Chris Trees, 35, was riding his mountain bike when he spotted "a big, black cat" drop from a red gum tree.
"It was easily the size of a rottweiler. It had a big, black, bushy tail. It scared the shit out of me," said Chris, of Macquarie Hills.
Having seen the large paw-print "up the back of Wollombi", Warren said: "I really do think that bloke is telling the truth".
Warren, of Singleton, saw the print while "in the mountains with two other gentlemen".
"They were planning a boy's camp for two days, looking at where they're going to camp and walk," he said.
"We were walking back along the roadway. I said, 'Holy hell, have a look at the size of this print'.
"There were three prints. I took a photo of the best one."
The story about the Mount Sugarloaf panther produced a big response on the Herald's Facebook page, including these comments:
Amber Dick: "It's probably the same one that I saw cross Rhonda Road near Wakefield Road out the back of Teralba. It was huge."
Jenny Ottaway: "My husband and I saw a large black cat the same size as a large German shepherd, only longer, at Barrington Tops years ago. That's what we saw and I can't explain it other than it's the largest feral cat ever."
Gary Stuart: "My wife and I also saw one on Barrington Tops. It jumped in front of the car and we had to pull up. I have shot feral cats and this was no feral cat."
Hijinks at Hanging Rock
Speaking of spooky things in the bush, Tony Davis tells us he once visited Hanging Rock in Victoria with his wife Elaine.
The area was, of course, made famous in the Peter Weir film, Picnic at Hanging Rock.

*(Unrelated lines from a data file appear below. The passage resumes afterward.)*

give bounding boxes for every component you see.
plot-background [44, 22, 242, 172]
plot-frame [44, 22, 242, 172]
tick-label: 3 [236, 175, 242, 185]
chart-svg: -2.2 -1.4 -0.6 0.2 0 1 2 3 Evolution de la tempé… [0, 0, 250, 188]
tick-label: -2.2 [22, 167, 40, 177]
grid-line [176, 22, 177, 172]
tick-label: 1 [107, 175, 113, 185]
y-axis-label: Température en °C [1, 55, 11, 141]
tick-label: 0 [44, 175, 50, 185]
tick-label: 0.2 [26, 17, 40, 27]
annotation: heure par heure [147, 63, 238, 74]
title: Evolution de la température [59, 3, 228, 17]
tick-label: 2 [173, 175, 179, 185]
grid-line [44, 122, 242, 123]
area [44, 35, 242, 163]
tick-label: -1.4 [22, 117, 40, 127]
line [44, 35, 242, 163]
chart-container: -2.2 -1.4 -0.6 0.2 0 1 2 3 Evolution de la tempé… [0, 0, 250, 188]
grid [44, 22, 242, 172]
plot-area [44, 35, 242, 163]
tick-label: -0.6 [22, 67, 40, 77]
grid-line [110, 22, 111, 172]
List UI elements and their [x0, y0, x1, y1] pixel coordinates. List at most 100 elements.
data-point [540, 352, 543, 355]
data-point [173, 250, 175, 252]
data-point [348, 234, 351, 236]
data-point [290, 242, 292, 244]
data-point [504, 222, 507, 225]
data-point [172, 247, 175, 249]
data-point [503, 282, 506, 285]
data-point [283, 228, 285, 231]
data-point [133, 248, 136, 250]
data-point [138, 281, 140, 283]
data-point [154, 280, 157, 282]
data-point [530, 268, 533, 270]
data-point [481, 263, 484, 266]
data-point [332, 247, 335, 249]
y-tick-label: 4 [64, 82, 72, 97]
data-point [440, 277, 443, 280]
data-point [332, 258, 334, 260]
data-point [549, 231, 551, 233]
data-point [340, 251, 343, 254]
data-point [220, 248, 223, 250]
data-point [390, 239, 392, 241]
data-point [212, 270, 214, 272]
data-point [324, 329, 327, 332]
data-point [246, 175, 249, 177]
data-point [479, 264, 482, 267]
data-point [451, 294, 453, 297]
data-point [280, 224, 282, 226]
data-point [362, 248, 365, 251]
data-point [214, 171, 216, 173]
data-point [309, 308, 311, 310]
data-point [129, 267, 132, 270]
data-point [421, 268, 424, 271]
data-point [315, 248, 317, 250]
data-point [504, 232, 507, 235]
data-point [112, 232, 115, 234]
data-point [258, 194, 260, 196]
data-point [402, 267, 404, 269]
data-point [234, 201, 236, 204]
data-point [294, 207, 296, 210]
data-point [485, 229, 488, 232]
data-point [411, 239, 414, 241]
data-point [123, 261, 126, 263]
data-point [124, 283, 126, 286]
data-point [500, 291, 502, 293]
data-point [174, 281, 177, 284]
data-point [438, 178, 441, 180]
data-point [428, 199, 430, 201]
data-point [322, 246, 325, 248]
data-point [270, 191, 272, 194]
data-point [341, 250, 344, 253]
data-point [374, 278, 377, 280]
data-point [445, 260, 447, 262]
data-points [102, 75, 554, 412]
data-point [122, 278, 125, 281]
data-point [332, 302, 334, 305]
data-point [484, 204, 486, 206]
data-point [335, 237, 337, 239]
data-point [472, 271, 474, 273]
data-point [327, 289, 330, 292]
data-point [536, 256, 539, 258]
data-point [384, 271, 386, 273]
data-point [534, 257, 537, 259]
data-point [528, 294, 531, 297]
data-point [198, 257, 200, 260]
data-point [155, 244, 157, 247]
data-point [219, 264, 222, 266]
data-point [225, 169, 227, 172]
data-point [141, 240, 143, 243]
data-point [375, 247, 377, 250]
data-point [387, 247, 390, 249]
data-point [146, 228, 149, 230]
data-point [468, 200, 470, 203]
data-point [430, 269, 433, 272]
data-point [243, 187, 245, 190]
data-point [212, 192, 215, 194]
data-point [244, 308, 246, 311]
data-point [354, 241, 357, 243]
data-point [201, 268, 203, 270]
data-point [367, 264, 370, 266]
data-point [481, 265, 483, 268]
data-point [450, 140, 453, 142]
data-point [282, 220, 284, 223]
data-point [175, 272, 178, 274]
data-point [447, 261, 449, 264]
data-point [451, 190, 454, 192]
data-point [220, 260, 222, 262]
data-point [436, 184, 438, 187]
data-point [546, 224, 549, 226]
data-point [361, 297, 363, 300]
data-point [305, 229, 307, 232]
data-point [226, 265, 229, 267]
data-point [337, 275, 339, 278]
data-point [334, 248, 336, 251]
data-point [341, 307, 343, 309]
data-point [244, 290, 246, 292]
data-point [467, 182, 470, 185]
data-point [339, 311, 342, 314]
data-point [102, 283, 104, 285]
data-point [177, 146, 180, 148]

"I suggested to her that this area may have a certain 'feel' about it. Being a practical person, she dismissed the idea," said Tony, of Elermore Vale.
"When we arrived, it was a very dull afternoon and very cloudy. There were few people around.
"There certainly was an atmosphere here. We began to climb the path near the rock. I found an alcove just off the main track and, for fun, hid there."
When Elaine realised he had disappeared, she became "quite distressed".
"I showed myself immediately but she was not amused."